Sunday, February 9, 2014

Recursions and Namespaces

     This weeks focus has been on tracing recursions and namespaces. The lab was mainly on recursions, and we traced several different examples. It wasn't too difficult to trace, if you picture each call of the function as a branch and the output as the leaves. The more calls, the more branches that grow, the more leaves. We also look at namespaces and the scope in which a names and variables exists. I think the corresponding names sort of sums them up. Global, non-local and local, all give an idea of where the variable will exist. I found this useful in one case in assignment 1. Where I wanted something to be done only once, in a recursive function. So I created a global Boolean variable which I used for a condition, then changed it afterwards. Since, it was not in the scope of the function, it wouldn't not be changed back and forth from True to False, but rather start as True outside of the function, and only change to False within the function. At least that's how I view it.

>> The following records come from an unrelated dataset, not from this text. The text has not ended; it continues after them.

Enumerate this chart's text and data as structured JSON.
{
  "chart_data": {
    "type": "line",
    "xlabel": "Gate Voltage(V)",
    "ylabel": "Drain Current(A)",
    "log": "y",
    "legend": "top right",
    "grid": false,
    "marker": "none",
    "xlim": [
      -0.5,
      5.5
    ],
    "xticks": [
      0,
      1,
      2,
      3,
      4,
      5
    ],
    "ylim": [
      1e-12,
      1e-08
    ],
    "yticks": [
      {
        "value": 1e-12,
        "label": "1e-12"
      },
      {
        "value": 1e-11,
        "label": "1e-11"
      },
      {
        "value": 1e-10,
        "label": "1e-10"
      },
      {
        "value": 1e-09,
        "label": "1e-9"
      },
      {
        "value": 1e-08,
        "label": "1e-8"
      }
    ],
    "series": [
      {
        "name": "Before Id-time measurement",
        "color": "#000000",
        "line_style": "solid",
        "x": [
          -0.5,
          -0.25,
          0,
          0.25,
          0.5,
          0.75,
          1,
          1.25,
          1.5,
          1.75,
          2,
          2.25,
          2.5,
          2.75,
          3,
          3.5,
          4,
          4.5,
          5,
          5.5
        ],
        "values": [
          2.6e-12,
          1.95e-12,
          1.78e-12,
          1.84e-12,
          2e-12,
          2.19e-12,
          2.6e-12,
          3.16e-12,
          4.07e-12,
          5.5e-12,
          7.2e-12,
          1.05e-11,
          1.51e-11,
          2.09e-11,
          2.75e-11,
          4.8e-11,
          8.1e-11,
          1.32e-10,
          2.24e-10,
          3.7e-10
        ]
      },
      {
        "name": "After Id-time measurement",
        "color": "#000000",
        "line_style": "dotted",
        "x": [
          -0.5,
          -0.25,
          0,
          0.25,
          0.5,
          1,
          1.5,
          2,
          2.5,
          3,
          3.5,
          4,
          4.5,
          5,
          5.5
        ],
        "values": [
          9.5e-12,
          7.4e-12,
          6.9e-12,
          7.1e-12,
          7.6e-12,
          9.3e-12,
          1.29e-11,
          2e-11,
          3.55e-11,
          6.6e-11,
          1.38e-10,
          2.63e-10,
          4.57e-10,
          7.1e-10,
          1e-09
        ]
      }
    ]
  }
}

Saturday, February 1, 2014

Introduction to Recursion and Exceptions

     This week, and the last, the main focus in class and the labs have been on recursion and exceptions. Both of which are something that I have not done in high school, so I've finally met something new. The one line recursions are a bit confusing to try and dissect. I'd prefer if it was separated into more lines, but It may just be a lack of experience. The recursion involving the writing turtle was very neat, and not at all hard to follow. Recursions are basically a looping function, with a base case to finally stop it. Exceptions are even easier (so far). In our lab we wrote our own tests for a class and it involved an exception. The lab was a bit challenging, but was very helpful in understanding the material. It also helped with exercise 2 which involved creating a function and then a tester for it.

Monday, January 27, 2014

Object Oriented Programming

     I find Object Oriented Programming a very efficient way of programming. It is a very 'clean' way of storing your work and is easily read by other coders. That is of course, one of the most important things a programmer needs to be able to do. OOP is just a better way of doing it. The first 2 weeks in 148 have been somewhat confusing to me, but I'm starting to get the hang of it. I like the idea of not recreating tools that already exist, it's an indication that we're moving on to bigger and better things and not just finding x and y. The main issues that I have been facing are mainly with syntax and form. Although, this can be easily solved by just doing more examples and work in general until it sticks in your head.